Le survival est un genre protéiforme : de hommage effrayé à la nature hostile de La Lettre inachevée à la complexe cohabitation avec l’homme qui tente de la dompter (Jeremiah Johnson, ou encore Le Convoi sauvage et son remake par Inarritu, The Revenant), il permet un équilibre souvent ambivalent, entre l’éloge du courage humain et le blâme de sa présomption face à une instance immanente qui le dépasse jusqu’à le dévorer.
Walkabout est un film de son époque : quasi expérimental, peu prolixe, il s’ouvre sur une présentation de ce qu’est la civilisation urbaine pour mieux la fuir : un monde orthonormé, bruyant, saturé, qui reviendra de temps à autre par contrepoint avec tout ce que l’exploration de la nature occasionnera.
Il ne s’agit pas à proprement parler de proposer un discours établi : sur les motifs, par exemple, du suicide initial du père condamnant ses deux enfants à une liberté errante, ou sur la relation que la fille va nouer avec l’aborigène qu’elle éconduira finalement.
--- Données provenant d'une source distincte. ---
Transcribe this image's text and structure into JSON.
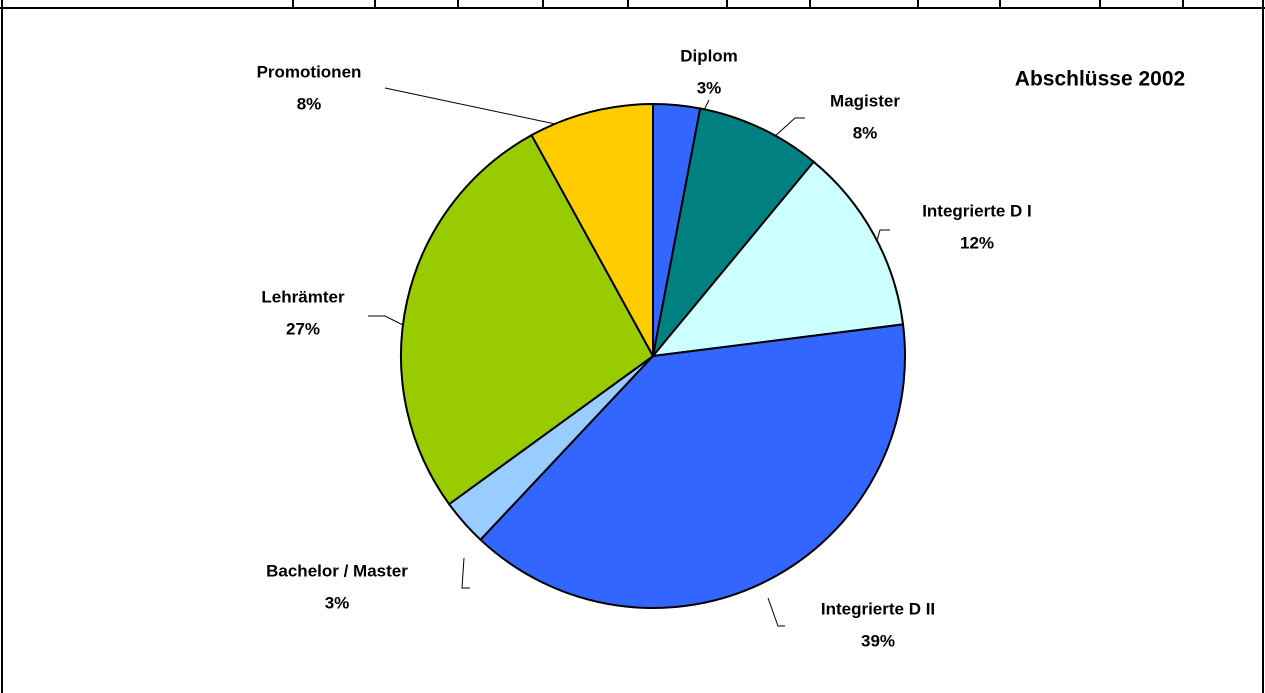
{
  "chart_data": {
    "type": "pie",
    "title": "Abschlüsse 2002",
    "categories": [
      "Diplom",
      "Magister",
      "Integrierte D I",
      "Integrierte D II",
      "Bachelor / Master",
      "Lehrämter",
      "Promotionen"
    ],
    "values": [
      3,
      8,
      12,
      39,
      3,
      27,
      8
    ],
    "value_labels": [
      "3%",
      "8%",
      "12%",
      "39%",
      "3%",
      "27%",
      "8%"
    ],
    "colors": [
      "#3366ff",
      "#008080",
      "#ccffff",
      "#3366ff",
      "#99ccff",
      "#99cc00",
      "#ffcc00"
    ]
  }
}
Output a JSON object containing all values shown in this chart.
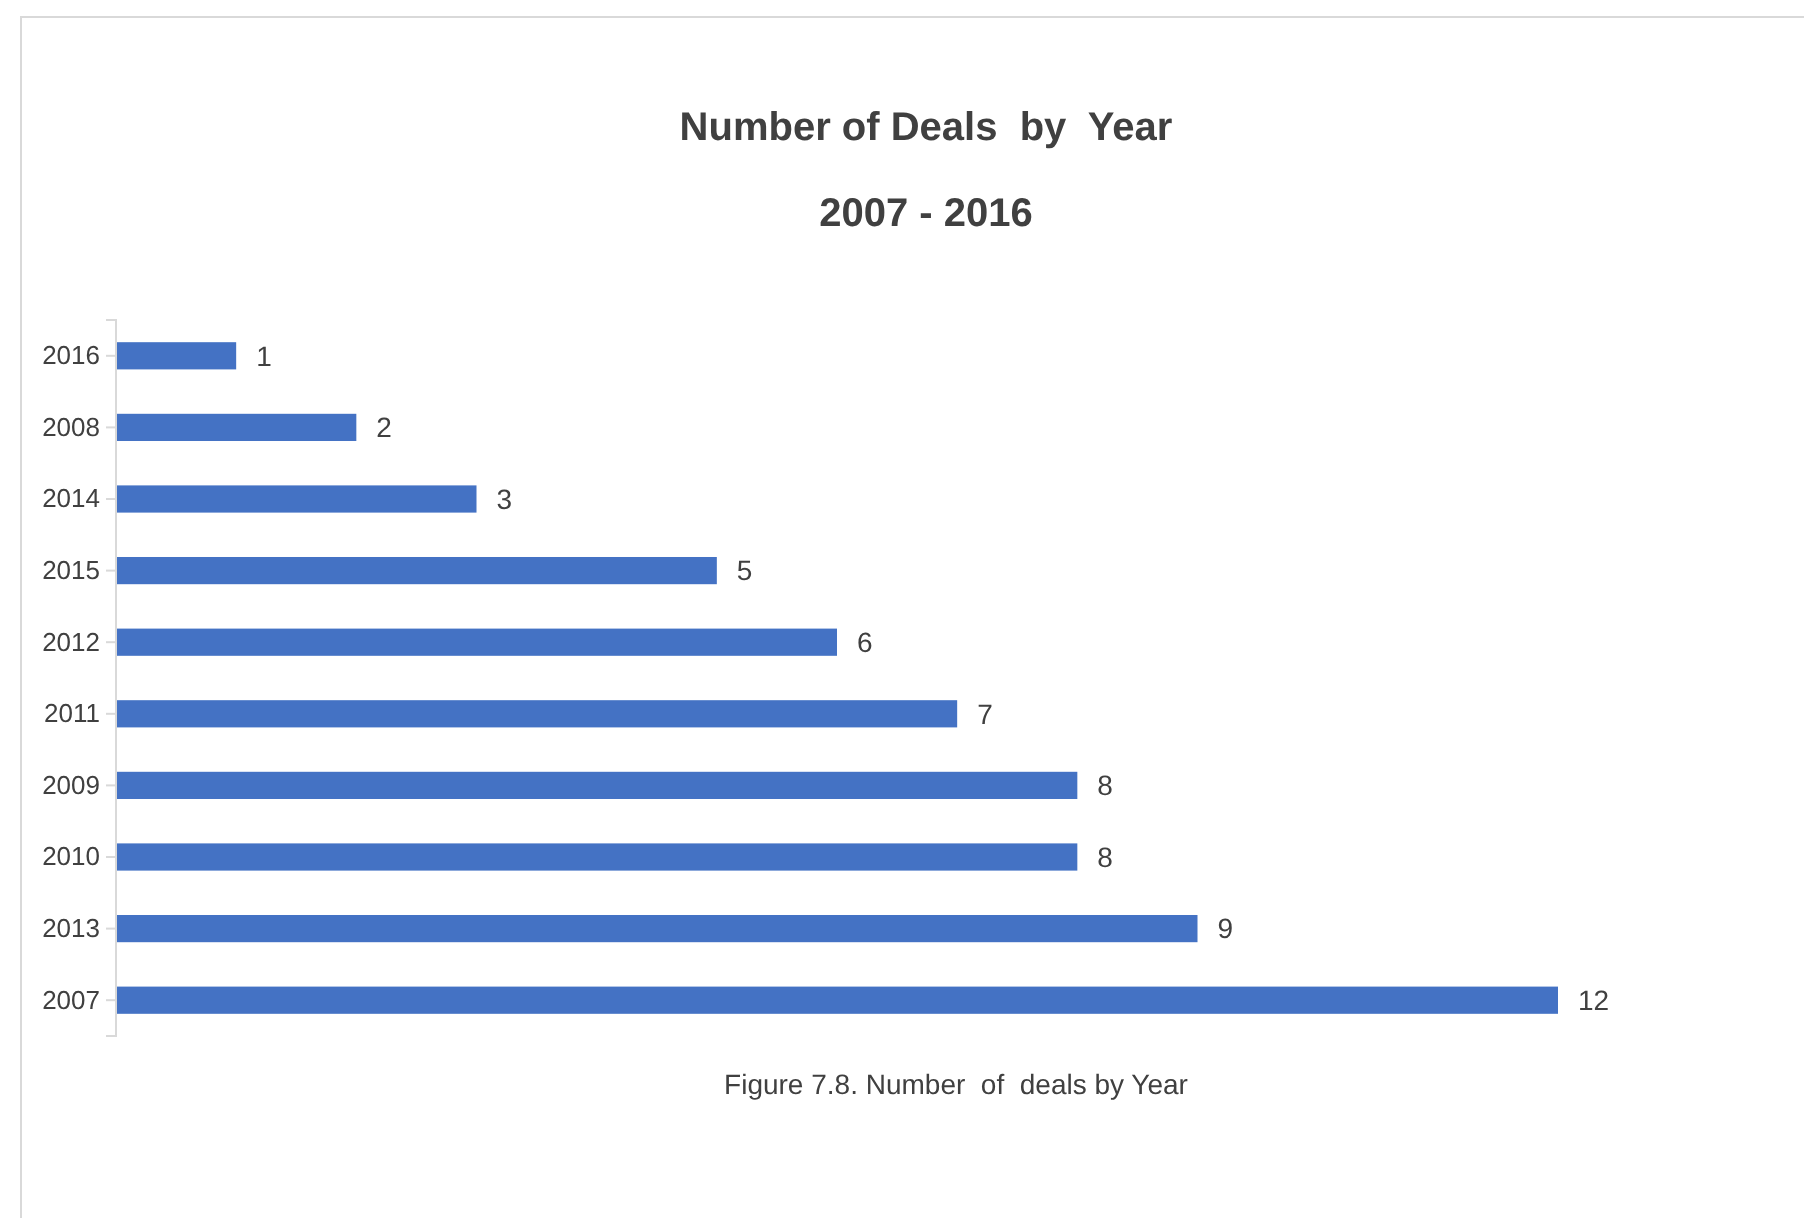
{
  "chart_data": {
    "type": "bar",
    "orientation": "horizontal",
    "title": "Number of Deals  by  Year",
    "subtitle": "2007 - 2016",
    "categories": [
      "2016",
      "2008",
      "2014",
      "2015",
      "2012",
      "2011",
      "2009",
      "2010",
      "2013",
      "2007"
    ],
    "values": [
      1,
      2,
      3,
      5,
      6,
      7,
      8,
      8,
      9,
      12
    ],
    "color": "#4472c4",
    "data_labels": true,
    "annotations": [
      "Figure 7.8. Number  of  deals by Year"
    ]
  }
}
Complexe et ambivalent, le récit propose des échappées qui se refusent à opposer de façon binaires deux mondes de toute façon irréconciliables. Le lyrisme visuel (et musical, par le recours à des chœurs en harmonie avec les majestueux paysages) semble souvent se suffire à lui-même : les personnages sont des invités d’un décor qui les domine, et les accueille avec plus ou moins de bienveillance, les mettant au même niveau que les insectes ou la faune évoqués de temps à autre par de très gros plans : regard entomologiste, dénué de discours, qui étude l’interaction entre la nature et les hommes, qu’ils sachent l’appréhender ou non. Les blancs dans le bush semblent perdus, mais tout autant que les aborigènes le sont face à leur présence, la carcasse d’une voiture brûlée ou l’architecture décatie d’une maison abandonnée. Chez Roeg, tout est l’occasion d’une étrangeté, d’une singularité stimulante, presque surréaliste, proche de l’univers de Skolimowski, notamment dans Deep End : une poésie psychologiquement déconcertante et visuellement très belle.
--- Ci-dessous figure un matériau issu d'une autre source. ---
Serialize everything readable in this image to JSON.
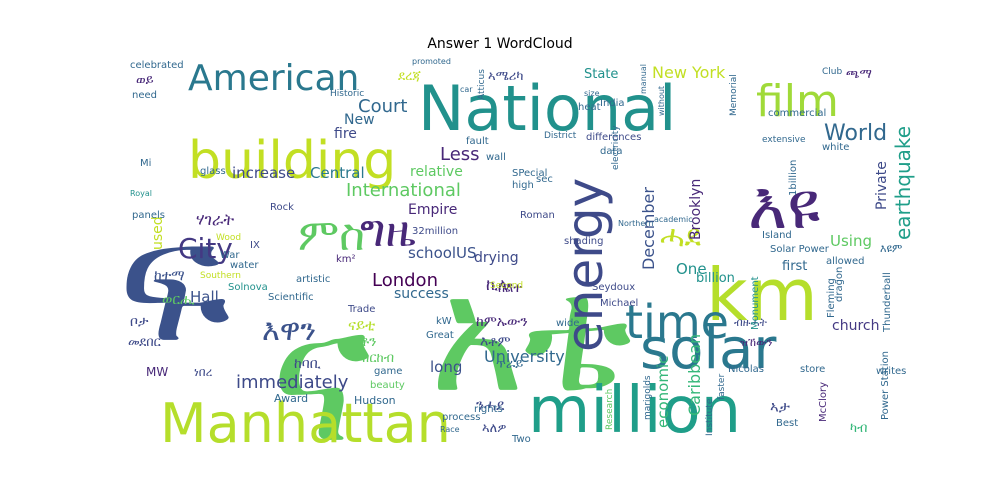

De ce montage abrupt surgissent des images figées, comme dans cette chasse au kangourou qu’on pourrait voir comme le pendant aborigène de la barbarie blanche de Wake in Fright, ou des cuts sur la boucherie industrielle ou des ballons sonde surgis de nulle part. Ce montage par analogie contient sa propre cohérence, comme celle proposée par le Koyaanisqatsi de Reggio, mais déconcerte davantage parce que proposée au sein d’un récit doté d’une certaine linéarité.
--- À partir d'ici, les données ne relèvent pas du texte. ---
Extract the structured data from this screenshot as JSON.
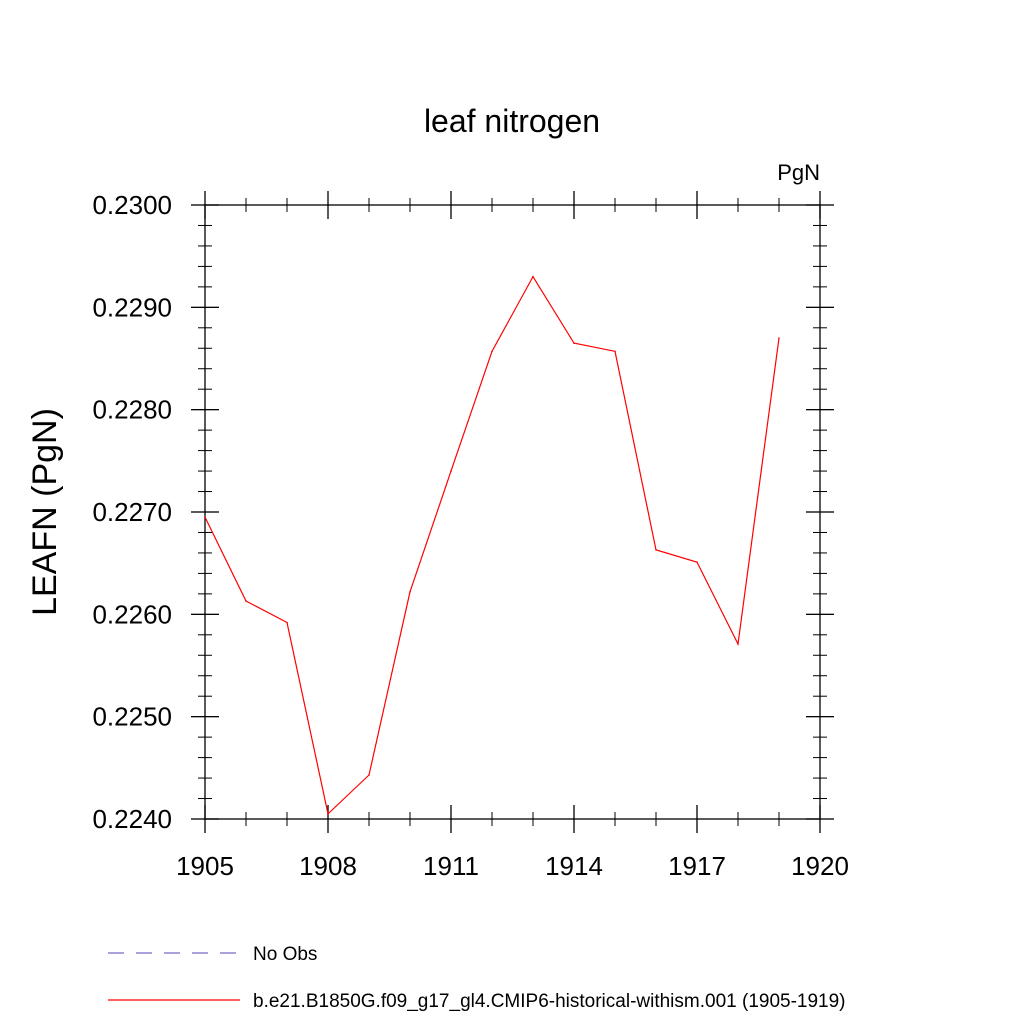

Très travaillé visuellement, le film joue surtout sur l’interaction entre les personnages et l’espace arpenté : des déserts arides et démesurés (un jeu sur les proportions inhumaines que reprendra Gus Van Sant dans Gerry) à la jungle, d’un cimetière industriel aux superbes cadrages dans la maison abandonnée, il vante autant la beauté du monde que la difficulté à l’investir à l’échelle humaine.
Mais les humains ont beau s’y suicider, Roeg sait aussi marquer la rétine par un instant édénique qui peut rester le grand souvenir du flot d’image proposé par le film : une sylphide se baignant, nue, dans les eaux cristallines d’une paisible rivière.